Here is a funny thing about ABAP. When it started there was no handling of decimal points. That is why working with VOFM user exits is so agonising, to this day. Since there was no concept of a decimal point then the idea was to have each ABAP statement end with a decimal point (a so called period). So, as we know – in ABAP - if you want to pass 0.5 into a packed number you must pass a string in, which is obvious madness. In JavaScript since you have a semicolon as the end of a statement you can pass 0.5 directly into your variable.
Next problem – in countries like the UK or the USA we use a comma to separate big numbers and a decimal point is used as a decimal point. e.g., 1,000,000.00. In Europe however a decimal point is used to sperate big numbers, and a comma is used instead of a decimal point e.g., 1.000.000,00
The standard SAP system can handle this – sort of – but as I have worked for a multinational company for so long it is painful to deal with this, especially with IDOCS. You end up with some users getting short dumps, and some not, depending on their user setting.
In JavaScript they get round this by specifying the number as 1_000_000. That way I suppose you do not upset anyone.

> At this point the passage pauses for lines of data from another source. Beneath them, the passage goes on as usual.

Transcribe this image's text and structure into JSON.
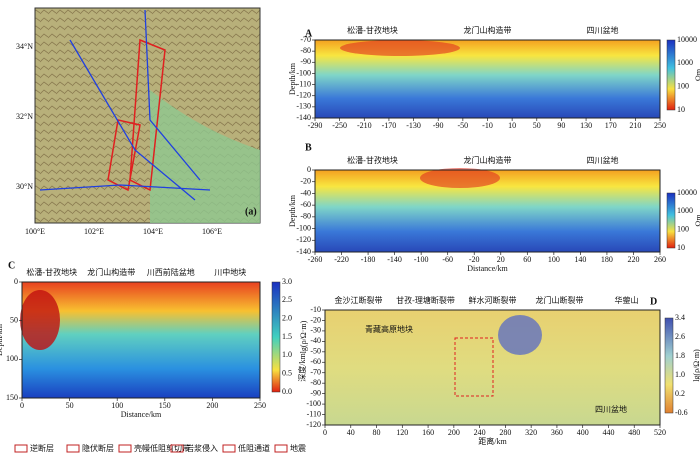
{
  "panels": {
    "a": {
      "label": "(a)",
      "lat": [
        "34°N",
        "32°N",
        "30°N"
      ],
      "lon": [
        "100°E",
        "102°E",
        "104°E",
        "106°E"
      ]
    },
    "b1": {
      "label": "A",
      "ylabel": "Depth/km",
      "yticks": [
        "-70",
        "-80",
        "-90",
        "-100",
        "-110",
        "-120",
        "-130",
        "-140"
      ],
      "xticks": [
        "-290",
        "-250",
        "-210",
        "-170",
        "-130",
        "-90",
        "-50",
        "-10",
        "10",
        "50",
        "90",
        "130",
        "170",
        "210",
        "250"
      ],
      "colorbar": [
        "10000",
        "1000",
        "100",
        "10"
      ],
      "unit": "Ωm",
      "top": [
        "松潘-甘孜地块",
        "龙门山构造带",
        "四川盆地"
      ]
    },
    "b2": {
      "label": "B",
      "ylabel": "Depth/km",
      "xlabel": "Distance/km",
      "yticks": [
        "0",
        "-20",
        "-40",
        "-60",
        "-80",
        "-100",
        "-120",
        "-140"
      ],
      "xticks": [
        "-260",
        "-220",
        "-180",
        "-140",
        "-100",
        "-60",
        "-20",
        "20",
        "60",
        "100",
        "140",
        "180",
        "220",
        "260"
      ],
      "colorbar": [
        "10000",
        "1000",
        "100",
        "10"
      ],
      "unit": "Ωm",
      "top": [
        "松潘-甘孜地块",
        "龙门山构造带",
        "四川盆地"
      ]
    },
    "c": {
      "label": "C",
      "ylabel": "Depth/km",
      "xlabel": "Distance/km",
      "yticks": [
        "0",
        "50",
        "100",
        "150"
      ],
      "xticks": [
        "0",
        "50",
        "100",
        "150",
        "200",
        "250"
      ],
      "colorbar": [
        "3.0",
        "2.5",
        "2.0",
        "1.5",
        "1.0",
        "0.5",
        "0.0"
      ],
      "unit": "lg(ρ/Ω·m)",
      "top": [
        "松潘-甘孜地块",
        "龙门山构造带",
        "川西前陆盆地",
        "川中地块"
      ]
    },
    "d": {
      "label": "D",
      "ylabel": "深度/km",
      "xlabel": "距离/km",
      "yticks": [
        "-10",
        "-20",
        "-30",
        "-40",
        "-50",
        "-60",
        "-70",
        "-80",
        "-90",
        "-100",
        "-110",
        "-120"
      ],
      "xticks": [
        "0",
        "40",
        "80",
        "120",
        "160",
        "200",
        "240",
        "280",
        "320",
        "360",
        "400",
        "440",
        "480",
        "520"
      ],
      "colorbar": [
        "3.4",
        "2.6",
        "1.8",
        "1.0",
        "0.2",
        "-0.6"
      ],
      "unit": "lg(ρ/Ω·m)",
      "top": [
        "金沙江断裂带",
        "甘孜-理塘断裂带",
        "鲜水河断裂带",
        "龙门山断裂带",
        "华蓥山"
      ],
      "notes": [
        "青藏高原地块",
        "四川盆地"
      ]
    }
  },
  "legend": [
    "逆断层",
    "隐伏断层",
    "壳幔低阻剪切带",
    "岩浆侵入",
    "低阻通道",
    "地震"
  ]
}
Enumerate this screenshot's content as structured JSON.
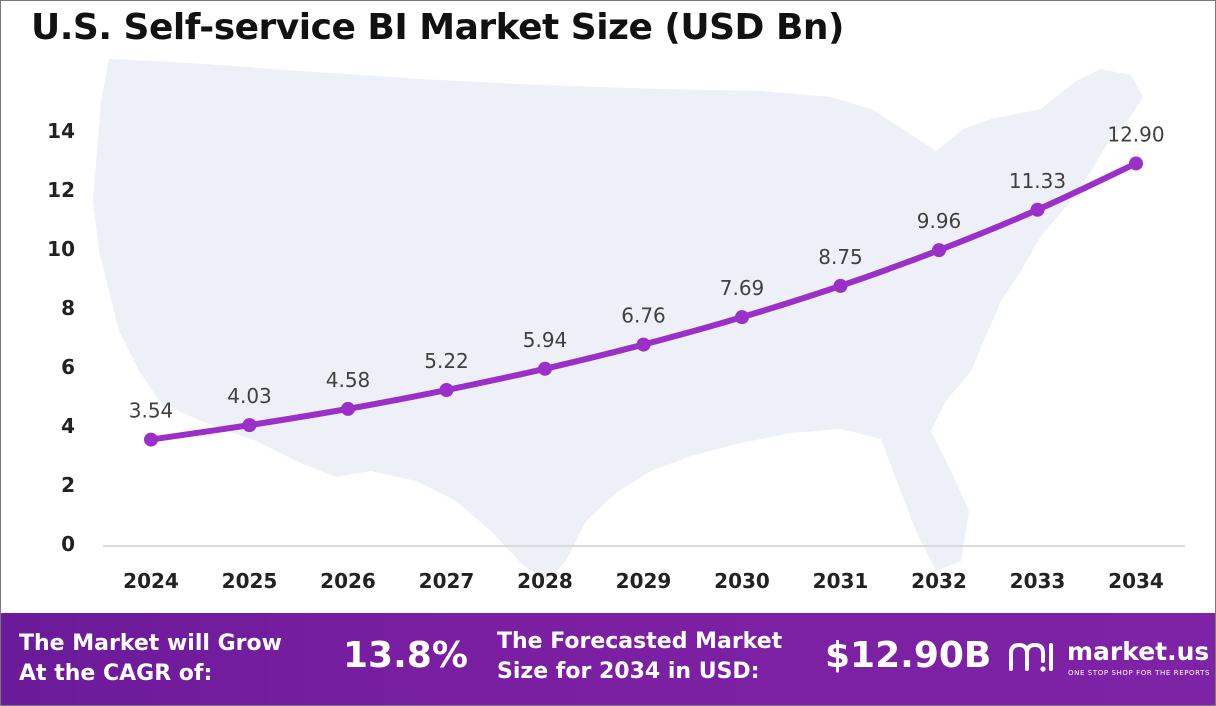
{
  "chart_data": {
    "type": "line",
    "title": "U.S. Self-service BI Market Size (USD Bn)",
    "categories": [
      "2024",
      "2025",
      "2026",
      "2027",
      "2028",
      "2029",
      "2030",
      "2031",
      "2032",
      "2033",
      "2034"
    ],
    "values": [
      3.54,
      4.03,
      4.58,
      5.22,
      5.94,
      6.76,
      7.69,
      8.75,
      9.96,
      11.33,
      12.9
    ],
    "data_labels": [
      "3.54",
      "4.03",
      "4.58",
      "5.22",
      "5.94",
      "6.76",
      "7.69",
      "8.75",
      "9.96",
      "11.33",
      "12.90"
    ],
    "y_ticks": [
      "0",
      "2",
      "4",
      "6",
      "8",
      "10",
      "12",
      "14"
    ],
    "ylim": [
      0,
      14
    ],
    "grid": false,
    "legend": "none",
    "line_color": "#9b30c8",
    "background_shape": "us-map-silhouette"
  },
  "footer": {
    "cagr_text_line1": "The Market will Grow",
    "cagr_text_line2": "At the CAGR of:",
    "cagr_value": "13.8%",
    "forecast_text_line1": "The Forecasted Market",
    "forecast_text_line2": "Size for 2034 in USD:",
    "forecast_value": "$12.90B",
    "brand_name": "market.us",
    "brand_tagline": "ONE STOP SHOP FOR THE REPORTS",
    "brand_icon": "market-us-logo-icon"
  },
  "colors": {
    "footer_bg": "#7b1fa2",
    "line": "#9b30c8",
    "map": "#eef0f8"
  }
}
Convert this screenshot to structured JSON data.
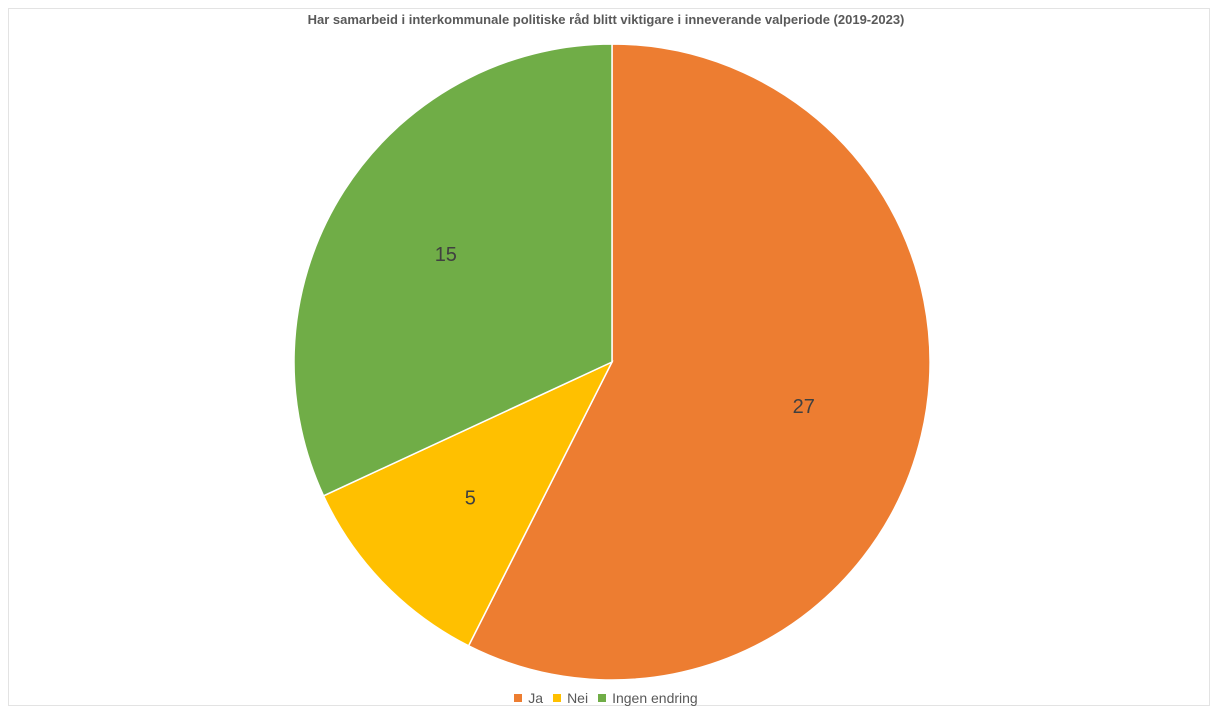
{
  "chart_data": {
    "type": "pie",
    "title": "Har samarbeid i interkommunale politiske råd blitt viktigare i inneverande valperiode (2019-2023)",
    "categories": [
      "Ja",
      "Nei",
      "Ingen endring"
    ],
    "values": [
      27,
      5,
      15
    ],
    "data_labels": [
      "27",
      "5",
      "15"
    ],
    "colors": [
      "#ED7D31",
      "#FFC000",
      "#70AD47"
    ],
    "legend_position": "bottom",
    "start_angle": "top",
    "direction": "clockwise"
  }
}
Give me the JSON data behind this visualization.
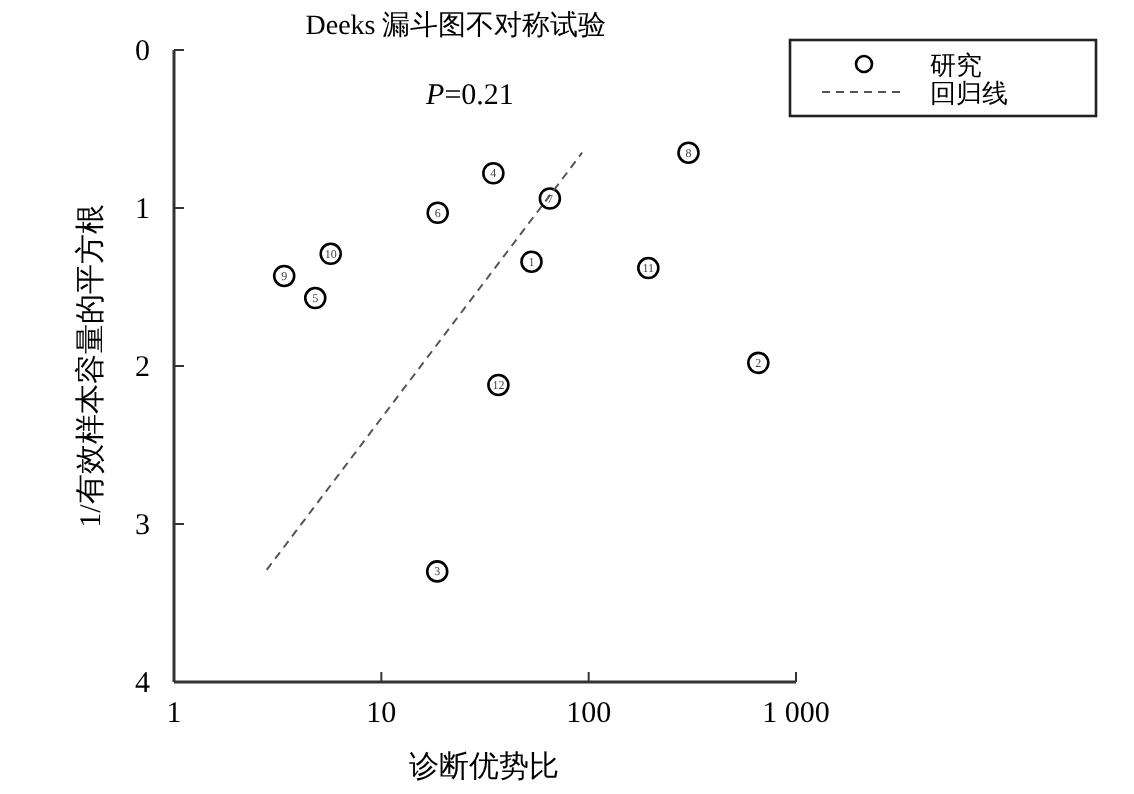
{
  "chart_data": {
    "type": "scatter",
    "title": "Deeks 漏斗图不对称试验",
    "subtitle": "*P*=0.21",
    "xlabel": "诊断优势比",
    "ylabel": "1/有效样本容量的平方根",
    "log": "x",
    "xlim": [
      1,
      1000
    ],
    "ylim": [
      4,
      0
    ],
    "xticks": [
      1,
      10,
      100,
      {
        "value": 1000,
        "label": "1 000"
      }
    ],
    "yticks": [
      0,
      1,
      2,
      3,
      4
    ],
    "legend": "top right",
    "grid": false,
    "series": [
      {
        "name": "研究",
        "marker": "circle",
        "color": "#000000",
        "x": [
          53,
          658,
          18.6,
          34.7,
          4.8,
          18.7,
          65,
          303,
          3.4,
          5.7,
          194,
          36.7
        ],
        "values": [
          1.34,
          1.98,
          3.3,
          0.78,
          1.57,
          1.03,
          0.94,
          0.65,
          1.43,
          1.29,
          1.38,
          2.12
        ]
      },
      {
        "name": "回归线",
        "type": "line",
        "line_style": "dashed",
        "color": "#555555",
        "x": [
          2.8,
          93
        ],
        "values": [
          3.29,
          0.65
        ]
      }
    ],
    "annotations": [
      {
        "text": "1",
        "x": 53,
        "y": 1.34
      },
      {
        "text": "2",
        "x": 658,
        "y": 1.98
      },
      {
        "text": "3",
        "x": 18.6,
        "y": 3.3
      },
      {
        "text": "4",
        "x": 34.7,
        "y": 0.78
      },
      {
        "text": "5",
        "x": 4.8,
        "y": 1.57
      },
      {
        "text": "6",
        "x": 18.7,
        "y": 1.03
      },
      {
        "text": "7",
        "x": 65,
        "y": 0.94
      },
      {
        "text": "8",
        "x": 303,
        "y": 0.65
      },
      {
        "text": "9",
        "x": 3.4,
        "y": 1.43
      },
      {
        "text": "10",
        "x": 5.7,
        "y": 1.29
      },
      {
        "text": "11",
        "x": 194,
        "y": 1.38
      },
      {
        "text": "12",
        "x": 36.7,
        "y": 2.12
      }
    ]
  }
}
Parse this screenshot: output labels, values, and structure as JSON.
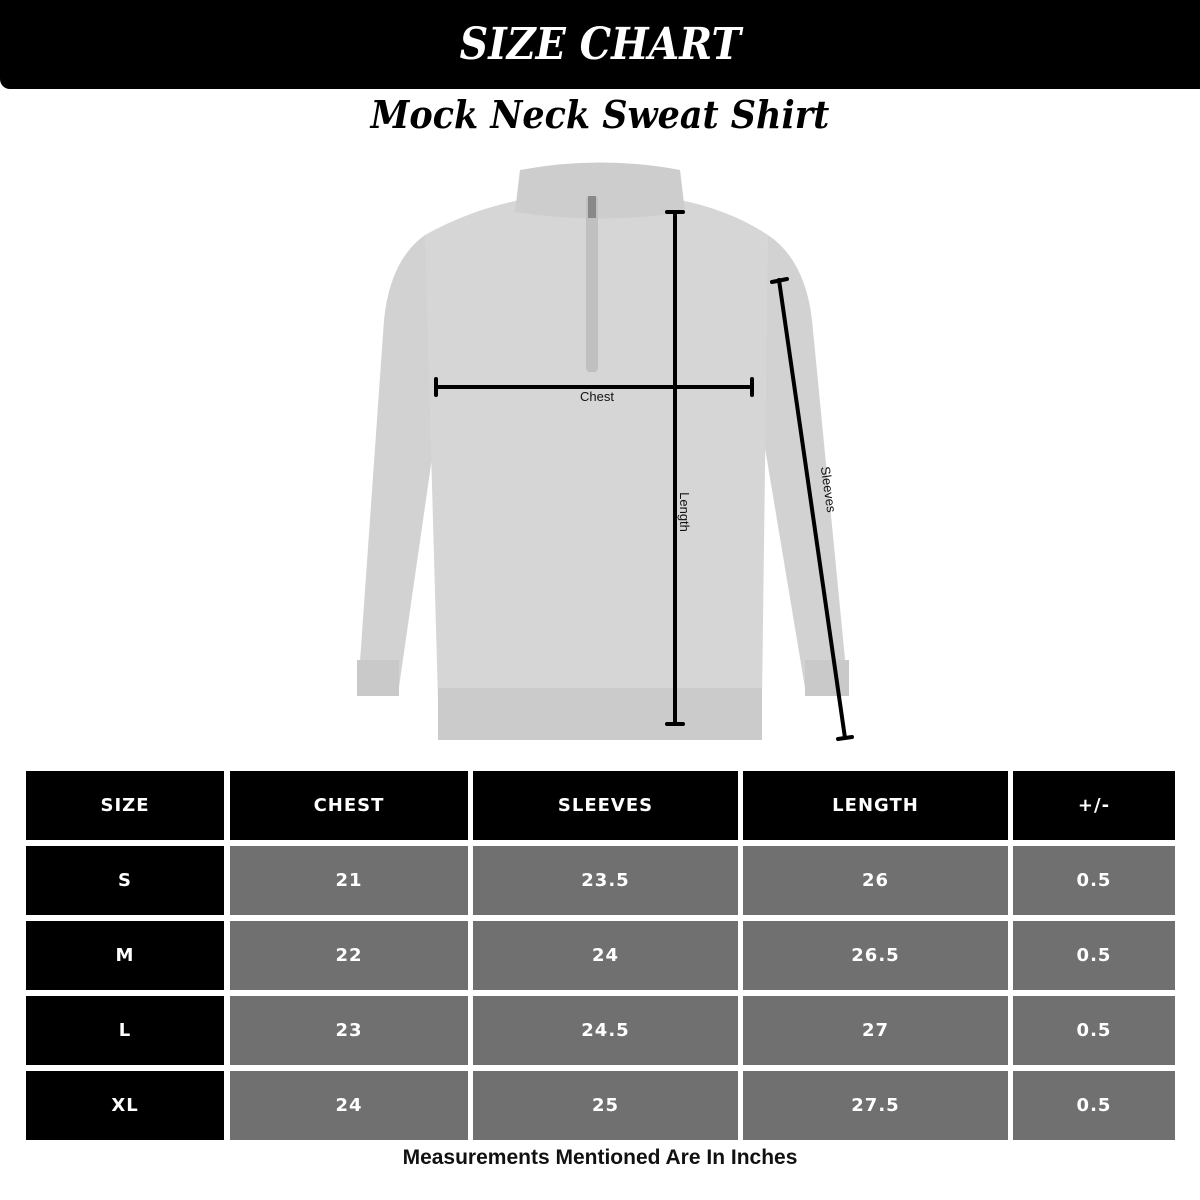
{
  "header": {
    "title": "SIZE CHART",
    "subtitle": "Mock Neck Sweat Shirt"
  },
  "diagram": {
    "labels": {
      "chest": "Chest",
      "length": "Length",
      "sleeves": "Sleeves"
    }
  },
  "table": {
    "columns": [
      "SIZE",
      "CHEST",
      "SLEEVES",
      "LENGTH",
      "+/-"
    ],
    "rows": [
      [
        "S",
        "21",
        "23.5",
        "26",
        "0.5"
      ],
      [
        "M",
        "22",
        "24",
        "26.5",
        "0.5"
      ],
      [
        "L",
        "23",
        "24.5",
        "27",
        "0.5"
      ],
      [
        "XL",
        "24",
        "25",
        "27.5",
        "0.5"
      ]
    ]
  },
  "footer": "Measurements Mentioned Are In Inches",
  "colors": {
    "header_bg": "#000000",
    "cell_bg": "#717070",
    "garment": "#d4d4d4"
  }
}
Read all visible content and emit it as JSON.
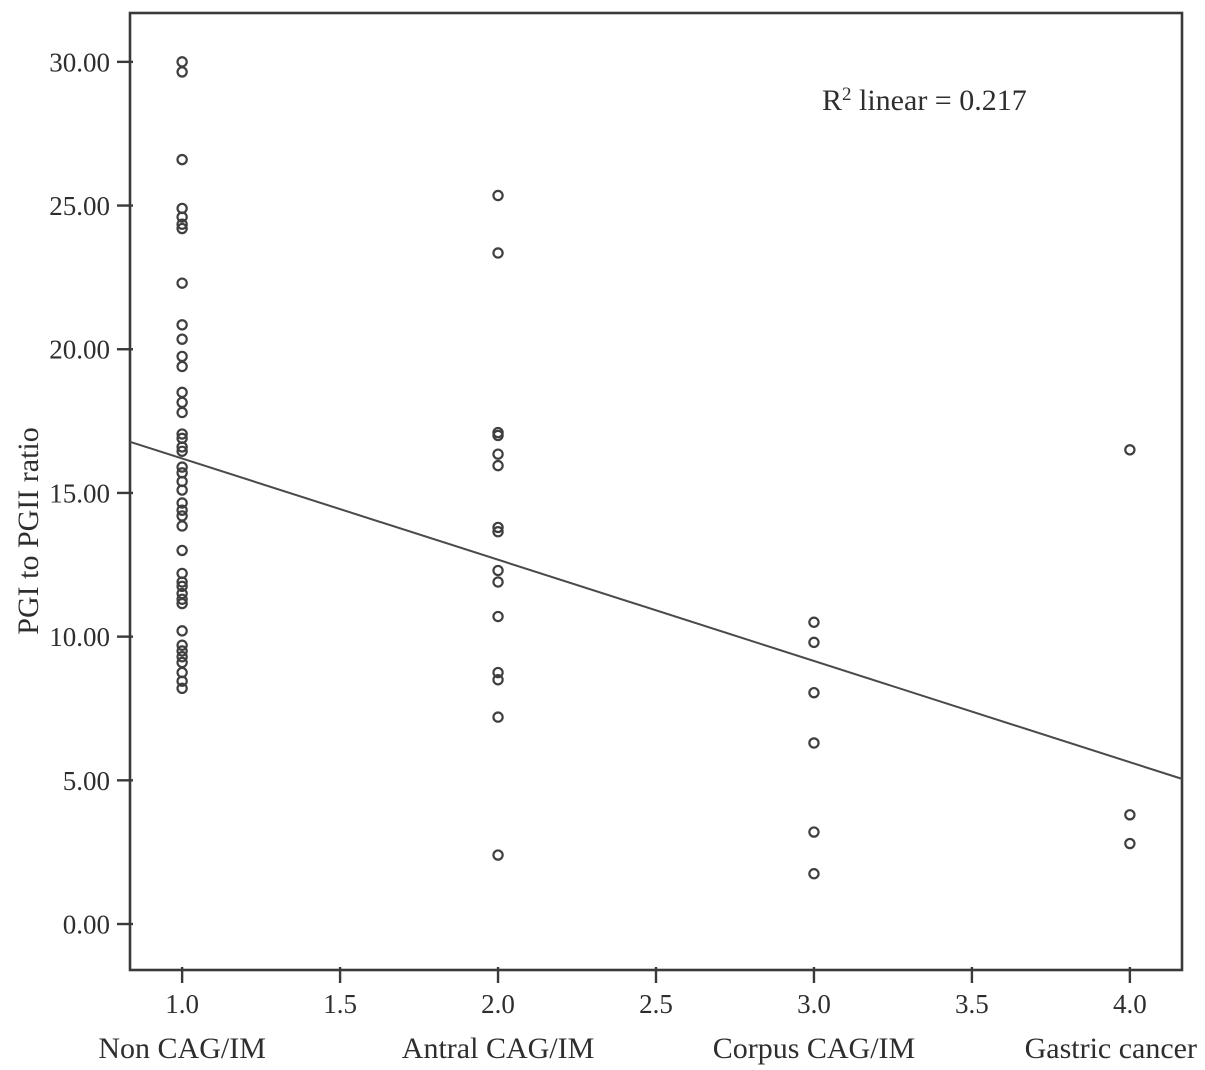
{
  "chart_data": {
    "type": "scatter",
    "title": "",
    "xlabel": "",
    "ylabel": "PGI to PGII ratio",
    "annotation": {
      "text": "R² linear = 0.217",
      "base": "R",
      "sup": "2",
      "rest": " linear = 0.217"
    },
    "xlim": [
      0.835,
      4.165
    ],
    "ylim": [
      -1.6,
      31.7
    ],
    "grid": false,
    "legend": "none",
    "x_ticks": [
      {
        "v": 1.0,
        "label": "1.0"
      },
      {
        "v": 1.5,
        "label": "1.5"
      },
      {
        "v": 2.0,
        "label": "2.0"
      },
      {
        "v": 2.5,
        "label": "2.5"
      },
      {
        "v": 3.0,
        "label": "3.0"
      },
      {
        "v": 3.5,
        "label": "3.5"
      },
      {
        "v": 4.0,
        "label": "4.0"
      }
    ],
    "y_ticks": [
      {
        "v": 30,
        "label": "30.00"
      },
      {
        "v": 25,
        "label": "25.00"
      },
      {
        "v": 20,
        "label": "20.00"
      },
      {
        "v": 15,
        "label": "15.00"
      },
      {
        "v": 10,
        "label": "10.00"
      },
      {
        "v": 5,
        "label": "5.00"
      },
      {
        "v": 0,
        "label": "0.00"
      }
    ],
    "series": [
      {
        "name": "Non CAG/IM",
        "x": 1.0,
        "values": [
          30.0,
          29.65,
          26.6,
          24.9,
          24.6,
          24.35,
          24.2,
          22.3,
          20.85,
          20.35,
          19.75,
          19.4,
          18.5,
          18.15,
          17.8,
          17.05,
          16.9,
          16.6,
          16.45,
          15.9,
          15.7,
          15.4,
          15.1,
          14.65,
          14.4,
          14.2,
          13.85,
          13.0,
          12.2,
          11.9,
          11.75,
          11.5,
          11.3,
          11.15,
          10.2,
          9.7,
          9.5,
          9.3,
          9.1,
          8.75,
          8.45,
          8.2
        ]
      },
      {
        "name": "Antral CAG/IM",
        "x": 2.0,
        "values": [
          25.35,
          23.35,
          17.1,
          17.0,
          16.35,
          15.95,
          13.8,
          13.65,
          12.3,
          11.9,
          10.7,
          8.75,
          8.5,
          7.2,
          2.4
        ]
      },
      {
        "name": "Corpus CAG/IM",
        "x": 3.0,
        "values": [
          10.5,
          9.8,
          8.05,
          6.3,
          3.2,
          1.75
        ]
      },
      {
        "name": "Gastric cancer",
        "x": 4.0,
        "values": [
          16.5,
          3.8,
          2.8
        ]
      }
    ],
    "regression_line": {
      "x1": 0.835,
      "y1": 16.78,
      "x2": 4.165,
      "y2": 5.05
    },
    "marker": {
      "shape": "open-circle",
      "stroke": "#3f3f3f",
      "fill": "none"
    },
    "colors": {
      "axis": "#3a3a3a",
      "text": "#2e2e2e",
      "line": "#4a4a4a",
      "background": "#ffffff"
    }
  }
}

Put that in your Pipe and Smoke It
As you know in ABAP with the “new” syntax (which is not really that new anymore) you can write something like
MONSTER_MESSAGE = |Monster { MONSTER_NAME } is Coming to Get You!|.
Well guess what – in JavaScript this is pretty much the same but with a ` instead of a |, so that concept was probably copied straight from JavaScript to ABAP.
End of Part Two
By now you have probably got the general point I am trying to make. Many ABAP programmers are soiling their trousers every time they even think of writing in another language like JavaScript but as it turns out the more you investigate the language the more you find it is just like ABAP.
I will write another blog about this book in due course. I might do one on ABAP2XLSX first in an attempt to stop the one blog a month, every month, for the last ten years, on SDN which re-invents that particular wheel.